Commenting on the report, Ombudsman Rob Behrens yesterday said:

“I’ve heard some harrowing stories about sepsis through our investigations, and it frustrates and saddens me that the same mistakes we highlighted ten years ago are still occurring. It is clear that lessons are not being learned.

“Complaints have the power to reveal the truth, bring closure and create lasting positive change. But complaints must be handled properly, and findings acted upon. Losing a life through sepsis should not be an inevitability.

“The NHS needs to listen to patients and their families when they raise concerns. It needs to be sepsis-aware. We know early detection and treatment is crucial. It is time to make sure complaints count, and patients' voices are used to shape action on sepsis that is urgently needed.”

The report shares Sue’s story. Sue’s mother, Kath, tragically died at Blackpool Teaching Hospitals Trust after sepsis was not recognised and treated.

Kath was diagnosed with pneumonia when she was admitted to hospital in 2017. She developed other lung problems, and almost two weeks later, she fell while in hospital, had a cardiac arrest and sadly died.

Our investigation found Kath showed clear signs of sepsis which caused her health to deteriorate and most likely contributed to her falling. Medical notes showed sepsis was suspected by clinical staff but was not acted upon. The Ombudsman said there was a missed opportunity to identify and treat sepsis which would have likely prevented Kath’s deterioration, and death.

Kath’s daughter Sue yesterday said:

“We were devastated when mum died. When the Ombudsman confirmed that her death was avoidable, it felt like we were grieving all over again. The hospital staff should have recognised the signs of sepsis and acted accordingly. If they had done, mum would probably still be with us now. I took my complaint to the Ombudsman because I don’t want another family to have to go through what we did.”

The report also shares Mrs A’s story.
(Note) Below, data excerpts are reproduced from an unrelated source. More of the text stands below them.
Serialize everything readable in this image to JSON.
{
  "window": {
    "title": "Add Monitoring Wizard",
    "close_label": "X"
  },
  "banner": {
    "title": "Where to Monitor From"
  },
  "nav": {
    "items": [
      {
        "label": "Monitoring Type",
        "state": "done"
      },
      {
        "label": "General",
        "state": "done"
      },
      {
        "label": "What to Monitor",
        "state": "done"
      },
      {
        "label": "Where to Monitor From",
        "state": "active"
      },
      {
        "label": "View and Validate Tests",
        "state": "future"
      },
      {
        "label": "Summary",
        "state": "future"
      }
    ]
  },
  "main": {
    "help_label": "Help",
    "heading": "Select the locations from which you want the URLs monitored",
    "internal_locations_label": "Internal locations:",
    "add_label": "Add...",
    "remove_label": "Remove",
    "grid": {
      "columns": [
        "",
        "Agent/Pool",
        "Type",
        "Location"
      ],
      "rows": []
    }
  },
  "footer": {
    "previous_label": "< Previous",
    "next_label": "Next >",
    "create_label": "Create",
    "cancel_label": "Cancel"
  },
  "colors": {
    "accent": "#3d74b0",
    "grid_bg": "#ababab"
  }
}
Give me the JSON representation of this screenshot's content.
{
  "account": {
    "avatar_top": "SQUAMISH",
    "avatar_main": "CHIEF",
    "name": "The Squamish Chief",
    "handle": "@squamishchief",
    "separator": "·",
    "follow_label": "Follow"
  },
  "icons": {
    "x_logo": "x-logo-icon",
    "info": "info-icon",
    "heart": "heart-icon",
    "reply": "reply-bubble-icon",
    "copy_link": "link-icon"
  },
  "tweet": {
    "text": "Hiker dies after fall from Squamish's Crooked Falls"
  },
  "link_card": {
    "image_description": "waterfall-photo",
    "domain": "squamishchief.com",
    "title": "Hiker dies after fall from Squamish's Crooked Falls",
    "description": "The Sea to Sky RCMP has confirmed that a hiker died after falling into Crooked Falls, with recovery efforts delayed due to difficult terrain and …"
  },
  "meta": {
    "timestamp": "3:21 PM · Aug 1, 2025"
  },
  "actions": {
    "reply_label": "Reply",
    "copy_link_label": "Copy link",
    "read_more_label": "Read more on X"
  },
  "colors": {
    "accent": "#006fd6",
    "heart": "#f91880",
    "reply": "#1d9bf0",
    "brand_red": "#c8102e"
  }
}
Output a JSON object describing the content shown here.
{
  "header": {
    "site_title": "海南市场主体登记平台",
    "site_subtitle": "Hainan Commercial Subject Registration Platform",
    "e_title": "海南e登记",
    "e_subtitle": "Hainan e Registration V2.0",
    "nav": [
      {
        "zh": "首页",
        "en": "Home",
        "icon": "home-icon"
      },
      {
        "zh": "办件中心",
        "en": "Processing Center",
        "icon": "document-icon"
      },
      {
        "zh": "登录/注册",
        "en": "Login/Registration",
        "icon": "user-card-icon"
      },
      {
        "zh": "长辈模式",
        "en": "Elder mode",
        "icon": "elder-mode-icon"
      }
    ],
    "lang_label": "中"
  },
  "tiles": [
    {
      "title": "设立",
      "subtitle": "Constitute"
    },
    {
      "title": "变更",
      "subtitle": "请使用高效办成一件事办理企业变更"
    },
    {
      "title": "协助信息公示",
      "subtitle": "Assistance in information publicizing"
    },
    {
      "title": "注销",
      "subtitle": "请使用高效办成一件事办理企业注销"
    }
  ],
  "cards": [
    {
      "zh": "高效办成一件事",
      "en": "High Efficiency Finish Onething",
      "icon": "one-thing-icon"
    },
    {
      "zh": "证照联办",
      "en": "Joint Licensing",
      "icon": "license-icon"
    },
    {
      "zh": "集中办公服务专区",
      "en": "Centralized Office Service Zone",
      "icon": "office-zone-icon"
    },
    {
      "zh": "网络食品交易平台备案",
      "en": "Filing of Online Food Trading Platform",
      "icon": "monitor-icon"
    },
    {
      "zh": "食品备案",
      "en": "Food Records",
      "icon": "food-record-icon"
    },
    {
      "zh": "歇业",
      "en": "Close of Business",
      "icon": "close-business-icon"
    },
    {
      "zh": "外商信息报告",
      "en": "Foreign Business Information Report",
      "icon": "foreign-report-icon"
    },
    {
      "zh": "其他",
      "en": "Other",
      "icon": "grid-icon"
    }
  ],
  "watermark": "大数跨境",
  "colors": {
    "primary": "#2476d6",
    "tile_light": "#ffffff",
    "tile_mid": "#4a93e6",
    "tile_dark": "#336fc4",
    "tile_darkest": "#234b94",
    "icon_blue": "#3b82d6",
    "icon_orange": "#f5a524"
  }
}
Mrs A was not given antibiotics quickly enough when she fell ill after having an operation on her womb at Sandwell and West Birmingham NHS Trust. She died a few days later and sepsis was recorded as one of the causes of death, along with severe heart failure, which can be caused by sepsis.
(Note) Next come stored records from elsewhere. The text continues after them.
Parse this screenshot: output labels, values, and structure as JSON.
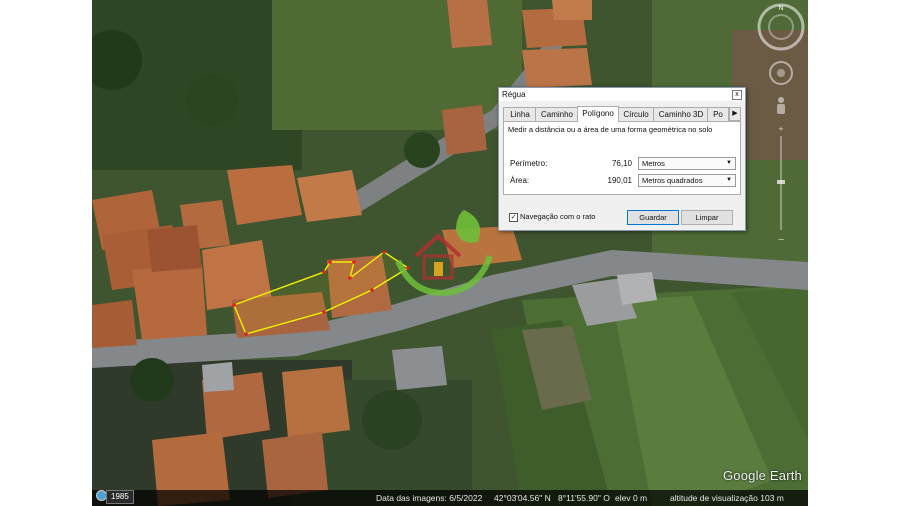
{
  "dialog": {
    "title": "Régua",
    "close_glyph": "x",
    "tabs": [
      {
        "label": "Linha"
      },
      {
        "label": "Caminho"
      },
      {
        "label": "Polígono",
        "active": true
      },
      {
        "label": "Círculo"
      },
      {
        "label": "Caminho 3D"
      },
      {
        "label": "Po"
      }
    ],
    "tab_scroll_glyph": "▶",
    "description": "Medir a distância ou a área de uma forma geométrica no solo",
    "perimeter": {
      "label": "Perímetro:",
      "value": "76,10",
      "unit": "Metros"
    },
    "area": {
      "label": "Área:",
      "value": "190,01",
      "unit": "Metros quadrados"
    },
    "mouse_nav": {
      "label": "Navegação com o rato",
      "checked": true,
      "check_glyph": "✓"
    },
    "buttons": {
      "save": "Guardar",
      "clear": "Limpar"
    }
  },
  "map": {
    "watermark": "Google Earth",
    "status": {
      "year": "1985",
      "imagery_date": "Data das imagens: 6/5/2022",
      "latitude": "42°03'04.56\" N",
      "longitude": "8°11'55.90\" O",
      "elevation": "elev    0 m",
      "eye_altitude": "altitude de visualização   103 m"
    },
    "icons": [
      "compass-icon",
      "look-joystick-icon",
      "street-view-pegman-icon",
      "zoom-slider-icon",
      "logo-house-icon"
    ],
    "colors": {
      "polygon_edge": "#f2f200",
      "polygon_vertex": "#e02020",
      "logo_green": "#6fbf3a",
      "logo_red": "#b03030"
    }
  }
}
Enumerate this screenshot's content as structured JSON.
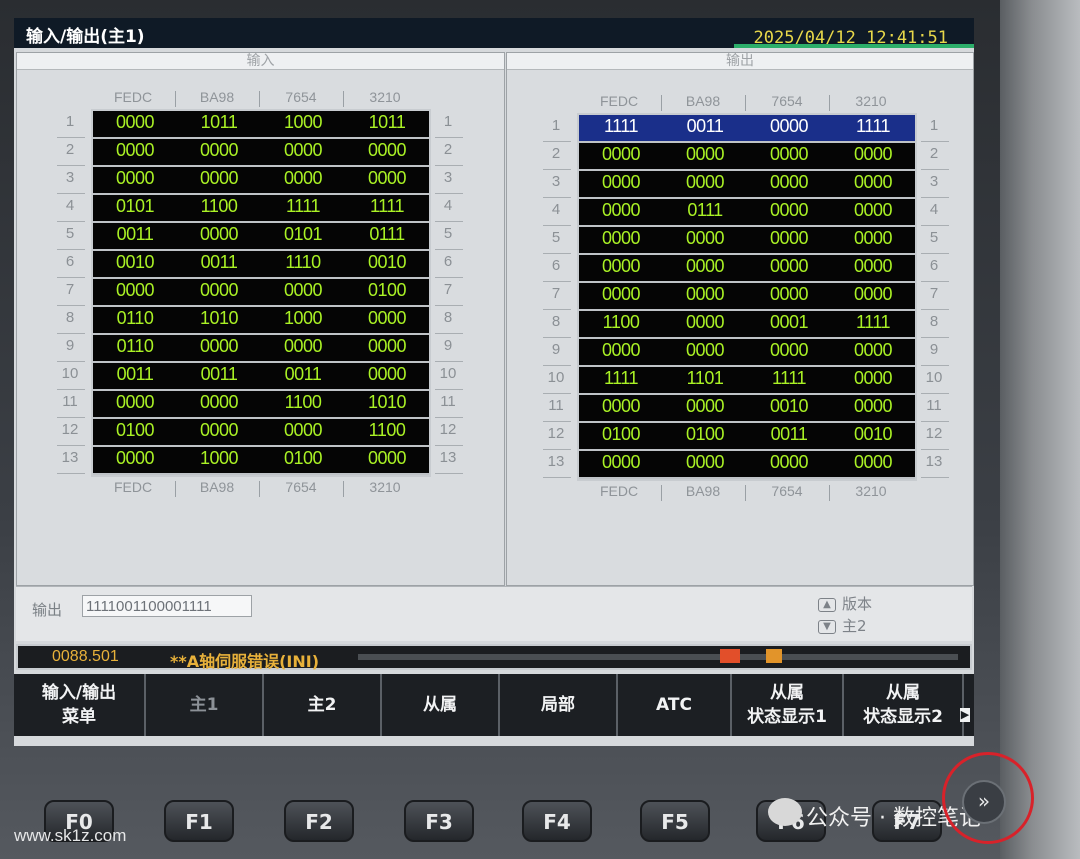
{
  "window": {
    "title": "输入/输出(主1)",
    "datetime": "2025/04/12 12:41:51"
  },
  "input_panel": {
    "header": "输入",
    "columns": [
      "FEDC",
      "BA98",
      "7654",
      "3210"
    ],
    "rows": [
      {
        "num": "1",
        "cells": [
          "0000",
          "1011",
          "1000",
          "1011"
        ]
      },
      {
        "num": "2",
        "cells": [
          "0000",
          "0000",
          "0000",
          "0000"
        ]
      },
      {
        "num": "3",
        "cells": [
          "0000",
          "0000",
          "0000",
          "0000"
        ]
      },
      {
        "num": "4",
        "cells": [
          "0101",
          "1100",
          "1111",
          "1111"
        ]
      },
      {
        "num": "5",
        "cells": [
          "0011",
          "0000",
          "0101",
          "0111"
        ]
      },
      {
        "num": "6",
        "cells": [
          "0010",
          "0011",
          "1110",
          "0010"
        ]
      },
      {
        "num": "7",
        "cells": [
          "0000",
          "0000",
          "0000",
          "0100"
        ]
      },
      {
        "num": "8",
        "cells": [
          "0110",
          "1010",
          "1000",
          "0000"
        ]
      },
      {
        "num": "9",
        "cells": [
          "0110",
          "0000",
          "0000",
          "0000"
        ]
      },
      {
        "num": "10",
        "cells": [
          "0011",
          "0011",
          "0011",
          "0000"
        ]
      },
      {
        "num": "11",
        "cells": [
          "0000",
          "0000",
          "1100",
          "1010"
        ]
      },
      {
        "num": "12",
        "cells": [
          "0100",
          "0000",
          "0000",
          "1100"
        ]
      },
      {
        "num": "13",
        "cells": [
          "0000",
          "1000",
          "0100",
          "0000"
        ]
      }
    ]
  },
  "output_panel": {
    "header": "输出",
    "columns": [
      "FEDC",
      "BA98",
      "7654",
      "3210"
    ],
    "rows": [
      {
        "num": "1",
        "cells": [
          "1111",
          "0011",
          "0000",
          "1111"
        ],
        "selected": true
      },
      {
        "num": "2",
        "cells": [
          "0000",
          "0000",
          "0000",
          "0000"
        ]
      },
      {
        "num": "3",
        "cells": [
          "0000",
          "0000",
          "0000",
          "0000"
        ]
      },
      {
        "num": "4",
        "cells": [
          "0000",
          "0111",
          "0000",
          "0000"
        ]
      },
      {
        "num": "5",
        "cells": [
          "0000",
          "0000",
          "0000",
          "0000"
        ]
      },
      {
        "num": "6",
        "cells": [
          "0000",
          "0000",
          "0000",
          "0000"
        ]
      },
      {
        "num": "7",
        "cells": [
          "0000",
          "0000",
          "0000",
          "0000"
        ]
      },
      {
        "num": "8",
        "cells": [
          "1100",
          "0000",
          "0001",
          "1111"
        ]
      },
      {
        "num": "9",
        "cells": [
          "0000",
          "0000",
          "0000",
          "0000"
        ]
      },
      {
        "num": "10",
        "cells": [
          "1111",
          "1101",
          "1111",
          "0000"
        ]
      },
      {
        "num": "11",
        "cells": [
          "0000",
          "0000",
          "0010",
          "0000"
        ]
      },
      {
        "num": "12",
        "cells": [
          "0100",
          "0100",
          "0011",
          "0010"
        ]
      },
      {
        "num": "13",
        "cells": [
          "0000",
          "0000",
          "0000",
          "0000"
        ]
      }
    ]
  },
  "output_field": {
    "label": "输出",
    "value": "1111001100001111"
  },
  "page_controls": {
    "up_label": "版本",
    "down_label": "主2"
  },
  "alarm": {
    "code": "0088.501",
    "message": "**A轴伺服错误(INI)"
  },
  "softkeys": [
    {
      "label": "输入/输出\n菜单",
      "enabled": true
    },
    {
      "label": "主1",
      "enabled": false
    },
    {
      "label": "主2",
      "enabled": true
    },
    {
      "label": "从属",
      "enabled": true
    },
    {
      "label": "局部",
      "enabled": true
    },
    {
      "label": "ATC",
      "enabled": true
    },
    {
      "label": "从属\n状态显示1",
      "enabled": true
    },
    {
      "label": "从属\n状态显示2",
      "enabled": true
    }
  ],
  "hardware_keys": [
    "F0",
    "F1",
    "F2",
    "F3",
    "F4",
    "F5",
    "F6",
    "F7"
  ],
  "watermark": {
    "site": "www.sk1z.com",
    "wechat": "公众号 · 数控笔记"
  },
  "colors": {
    "cell_text": "#aaf225",
    "selected_row": "#1a2f8a",
    "alarm_text": "#e8b13a",
    "highlight_circle": "#d8222a"
  }
}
The Ombudsman found there was almost a four-hour delay in giving Mrs A antibiotics and she should have been moved to intensive care much earlier than she was. If action had been taken when it should have, Mrs A could have survived.

There are many tragic cases where patients have sadly died, and the outcome could have been different if they, or their families had been listened to. If introduced, Martha’s Rule, which would give people the power to seek an urgent second opinion if a patient's condition was deteriorating, or they have concerns about their care, will play an important role in ensuring patients voices are heard.
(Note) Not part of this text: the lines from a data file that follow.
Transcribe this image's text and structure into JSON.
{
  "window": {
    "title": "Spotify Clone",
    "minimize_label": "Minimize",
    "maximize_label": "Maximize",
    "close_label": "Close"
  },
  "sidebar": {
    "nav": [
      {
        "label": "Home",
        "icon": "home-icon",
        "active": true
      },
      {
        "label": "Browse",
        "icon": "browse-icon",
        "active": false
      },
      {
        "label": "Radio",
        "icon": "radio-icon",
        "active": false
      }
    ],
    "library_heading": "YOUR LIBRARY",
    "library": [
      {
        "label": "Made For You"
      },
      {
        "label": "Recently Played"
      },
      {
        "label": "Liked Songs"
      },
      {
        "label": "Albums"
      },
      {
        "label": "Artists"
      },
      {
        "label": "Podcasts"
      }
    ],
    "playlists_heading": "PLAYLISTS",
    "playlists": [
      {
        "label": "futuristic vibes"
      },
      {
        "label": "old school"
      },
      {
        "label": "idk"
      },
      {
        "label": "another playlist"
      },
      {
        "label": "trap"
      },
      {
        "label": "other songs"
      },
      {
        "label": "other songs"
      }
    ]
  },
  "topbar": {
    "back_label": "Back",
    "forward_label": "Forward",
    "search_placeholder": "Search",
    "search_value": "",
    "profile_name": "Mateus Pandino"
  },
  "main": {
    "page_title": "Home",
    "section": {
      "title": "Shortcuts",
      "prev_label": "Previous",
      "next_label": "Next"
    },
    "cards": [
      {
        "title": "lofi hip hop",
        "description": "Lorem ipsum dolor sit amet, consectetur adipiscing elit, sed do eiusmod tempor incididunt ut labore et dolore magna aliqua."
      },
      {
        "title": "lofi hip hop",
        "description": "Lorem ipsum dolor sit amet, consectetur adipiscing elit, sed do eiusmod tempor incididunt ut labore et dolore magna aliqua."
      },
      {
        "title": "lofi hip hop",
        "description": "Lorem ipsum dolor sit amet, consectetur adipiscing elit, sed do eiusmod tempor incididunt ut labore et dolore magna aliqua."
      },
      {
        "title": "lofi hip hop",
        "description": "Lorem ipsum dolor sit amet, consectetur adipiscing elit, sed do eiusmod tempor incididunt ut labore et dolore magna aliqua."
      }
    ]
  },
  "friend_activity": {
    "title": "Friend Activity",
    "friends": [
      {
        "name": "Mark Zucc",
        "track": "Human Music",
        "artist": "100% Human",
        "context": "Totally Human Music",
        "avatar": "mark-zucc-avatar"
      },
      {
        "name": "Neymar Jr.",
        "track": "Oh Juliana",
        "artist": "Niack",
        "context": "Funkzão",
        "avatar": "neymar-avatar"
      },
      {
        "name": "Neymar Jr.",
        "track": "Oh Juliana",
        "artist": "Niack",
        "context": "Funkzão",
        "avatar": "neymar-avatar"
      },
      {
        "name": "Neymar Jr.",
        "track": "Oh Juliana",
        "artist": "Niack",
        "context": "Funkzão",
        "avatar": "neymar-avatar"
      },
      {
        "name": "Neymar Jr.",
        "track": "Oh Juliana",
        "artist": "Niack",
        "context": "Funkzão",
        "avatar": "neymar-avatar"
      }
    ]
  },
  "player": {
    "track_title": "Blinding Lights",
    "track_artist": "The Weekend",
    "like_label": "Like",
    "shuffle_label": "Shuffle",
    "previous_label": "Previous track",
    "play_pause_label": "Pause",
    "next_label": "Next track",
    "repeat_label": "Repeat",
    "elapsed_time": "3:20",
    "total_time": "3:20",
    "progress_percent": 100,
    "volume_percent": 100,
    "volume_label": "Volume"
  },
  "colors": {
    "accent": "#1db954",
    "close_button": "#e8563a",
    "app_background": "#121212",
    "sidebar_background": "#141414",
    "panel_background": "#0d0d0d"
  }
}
Dr Ron Daniels, CEO of the UK Sepsis Trust who’s worked closely with the Ombudsman on this and the previous report, yesterday said:

“It’s incredibly disheartening for me to see that, 10 years on from the 2013 report A Time to Act, our NHS continues to let down too many patients with sepsis. Although progress was certainly made in the years following the report up until the time of the pandemic, not only is it clear that there is significant opportunity for greater improvement but we are also gravely concerned that attention to sepsis is being afforded lower priority in the wake of the pandemic and in an already emburdened NHS.

“With sepsis claiming an estimated 48,000 lives annually in the UK, this report demonstrates that there is an urgent need to establish sepsis as a key priority for healthcare – to get this right will also enable a better approach to antimicrobial stewardship.”

The Ombudsman’s concerns echo those he raised earlier this year about the urgent need for trusts to prioritise patient safety to prevent avoidable deaths. Our Broken trust report analysed 22 cases of avoidable death over the last 3 years, 5 of which were due to sepsis. 

The report set out a series of recommendations to improve patient safety, and called on NHS organisations to embed learning cultures that are transparent about mistakes and take accountability for learning from them. It also recommended better support for families affected by harm and getting the right oversight and regulatory structures to prioritise patient safety.